Uno de los más importantes
conceptos del clasicismo, la determinación de la belleza como armonía de todas las partes, encuentra ya en Alberti su formulación. Alberti piensa que
la obra de arte es de tal naturaleza, que de sus elementos no se puede ni
quitar ni añadir nada sin dañar la belleza del conjunto. Este pensamiento, que
Alberti halló en Vitruvio, y que propiamente se remonta a Aristóteles es uno de
los postulados fundamentales de la teoría clásica del arte. Pero ¿cómo se
concilia esta relativa uniformidad en la concepción artística renacentista —el
comienzo del clasicismo en el Quattrocento
y la pervivencia del naturalismo en el Cinquecento—
con los cambios sociales del Renacimiento? El pleno Renacimiento conserva el
sentido del naturalismo, mantiene los criterios experimentales de verdad
artística e incluso los perfila, evidentemente porque, lo mismo que el período
clásico de los griegos, en medio de su conservadurismo, es todavía una época
esencialmente dinámica, en la que el proceso del ascenso social no está aún
terminado, y en la que todavía no se habían podido desarrollar convenciones y
tradiciones definitivas. Sin embargo, el esfuerzo por dar por terminado el
proceso de nivelación y por impedir toda nueva ascensión está en marcha desde
la llegada a la burguesía y su enlace con la nobleza. A esta tendencia
corresponden los comienzos de la concepción clásica del arte en el Quattrocento. [432]

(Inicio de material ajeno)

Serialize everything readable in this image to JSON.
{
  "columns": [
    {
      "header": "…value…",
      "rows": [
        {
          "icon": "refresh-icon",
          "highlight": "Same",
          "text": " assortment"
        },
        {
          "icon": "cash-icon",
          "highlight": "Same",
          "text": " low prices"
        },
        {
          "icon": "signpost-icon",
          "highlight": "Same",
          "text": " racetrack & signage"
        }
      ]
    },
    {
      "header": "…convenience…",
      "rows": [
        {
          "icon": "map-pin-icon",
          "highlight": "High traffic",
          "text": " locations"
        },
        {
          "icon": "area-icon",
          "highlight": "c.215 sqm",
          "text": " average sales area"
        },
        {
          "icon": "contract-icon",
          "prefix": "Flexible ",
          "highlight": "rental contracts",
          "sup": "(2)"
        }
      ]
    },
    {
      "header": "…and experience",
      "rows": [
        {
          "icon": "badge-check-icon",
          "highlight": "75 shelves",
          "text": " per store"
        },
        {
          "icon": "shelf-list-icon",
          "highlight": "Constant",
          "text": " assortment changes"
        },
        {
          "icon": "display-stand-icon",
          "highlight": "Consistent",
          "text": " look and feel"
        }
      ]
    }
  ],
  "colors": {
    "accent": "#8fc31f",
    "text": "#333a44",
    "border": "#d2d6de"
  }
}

La circunstancia de que el paso del
naturalismo al clasicismo no se realice inmediatamente, sino que sea preparado
tan de antemano, puede fácilmente conducir a no "entender todo el proceso
histórico de la transformación del estilo. Pues si uno se fija en los preludios
del cambio y parte de fenómenos de transición tales como el arte de Perugino y
Leonardo, tiene la impresión de que el cambio estilístico se desarrolla sin
cesura, sin salto, casi con una lógica necesidad, y que el arte del pleno
Renacimiento no es sino la pura síntesis de los logros del Quattrocento. En una palabra, uno se siente arrastrado a aceptar la
conclusión de que se trata de un desarrollo endógamo.
El cambio del arte antiguo al cristiano o del románico al gótico trae
consigo tantas cosas fundamentalmente nuevas, que el nuevo estilo apenas puede
ser explicado de modo inmanente, esto es, como pura síntesis o antítesis
dialéctica de los anteriores esfuerzos artísticos, y desde el primer momento
exige una explicación basada en motivos extraartísticos, que infringen la
coherencia histórica de los estilos. En el caso del tránsito del Quattrocento al Cínquecento, sin embargo, las cosas están situadas de otra manera.

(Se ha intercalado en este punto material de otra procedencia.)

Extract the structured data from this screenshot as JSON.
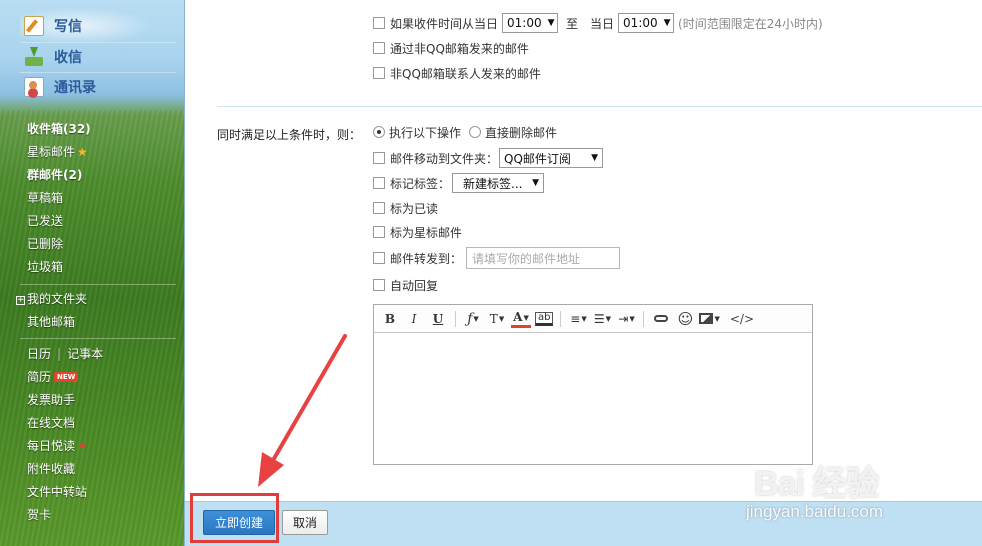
{
  "sidebar": {
    "compose_label": "写信",
    "inbox_label": "收信",
    "contacts_label": "通讯录",
    "folders": {
      "inbox": "收件箱(32)",
      "starred": "星标邮件",
      "group": "群邮件(2)",
      "drafts": "草稿箱",
      "sent": "已发送",
      "deleted": "已删除",
      "spam": "垃圾箱"
    },
    "my_folders": "我的文件夹",
    "other_mailboxes": "其他邮箱",
    "calendar": "日历",
    "notes": "记事本",
    "resume": "简历",
    "new_badge": "NEW",
    "invoice": "发票助手",
    "online_docs": "在线文档",
    "daily_reading": "每日悦读",
    "attachments": "附件收藏",
    "file_transfer": "文件中转站",
    "cards": "贺卡"
  },
  "conditions": {
    "time_prefix": "如果收件时间从当日",
    "time_from": "01:00",
    "time_to_word": "至",
    "time_to_prefix": "当日",
    "time_to": "01:00",
    "time_hint": "(时间范围限定在24小时内)",
    "via_non_qq": "通过非QQ邮箱发来的邮件",
    "non_contact": "非QQ邮箱联系人发来的邮件"
  },
  "actions": {
    "label": "同时满足以上条件时，则：",
    "execute_option": "执行以下操作",
    "delete_option": "直接删除邮件",
    "move_to_folder": "邮件移动到文件夹：",
    "folder_value": "QQ邮件订阅",
    "tag_label": "标记标签：",
    "tag_value": "新建标签...",
    "mark_read": "标为已读",
    "mark_starred": "标为星标邮件",
    "forward_to": "邮件转发到：",
    "forward_placeholder": "请填写你的邮件地址",
    "auto_reply": "自动回复"
  },
  "toolbar": {
    "bold": "B",
    "italic": "I",
    "underline": "U",
    "font": "ƒ",
    "size": "T",
    "color": "A",
    "bg_color": "ab",
    "source": "</>"
  },
  "footer": {
    "create_label": "立即创建",
    "cancel_label": "取消"
  },
  "watermark": {
    "brand": "Bai 经验",
    "url": "jingyan.baidu.com"
  },
  "colors": {
    "primary_button": "#2f80c8",
    "highlight": "#e03c3c",
    "footer_bg": "#bfe0f3"
  }
}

El cambio estilístico ocurre casi sin solución de continuidad, de perfecto acuerdo
con la evolución social, que es continua. Por ello mismo se perfecciona de un
modo que no es nada automático, es decir, como una función lógica con
coeficientes perfectamente conocidos. Si la situación social a fines del siglo
xv se hubiera desarrollado de otro modo, por cualquier circunstancia que
nosotros no podemos imaginarnos bien, y se hubiera pasado, por ejemplo, a una
revolución económica, política o religiosa, en lugar de a una confirmación de
la tendencia conservadora ya antes iniciada, entonces, desde luego, el arte, de
acuerdo con esta revolución, se hubiera desarrollado en dirección distinta, y
el estilo así resultante hubiera traído a la realidad otra consecuencia
"lógica" del Renacimiento distinta de la que se concentró en el
clasicismo. Pues si se quiere aplicar de todas maneras el principio de la
lógica a la evolución [433]
histórica, se habrá de conceder por lo menos que una constelación histórica
puede tener varias consecuencias "lógicas" divergentes entre sí.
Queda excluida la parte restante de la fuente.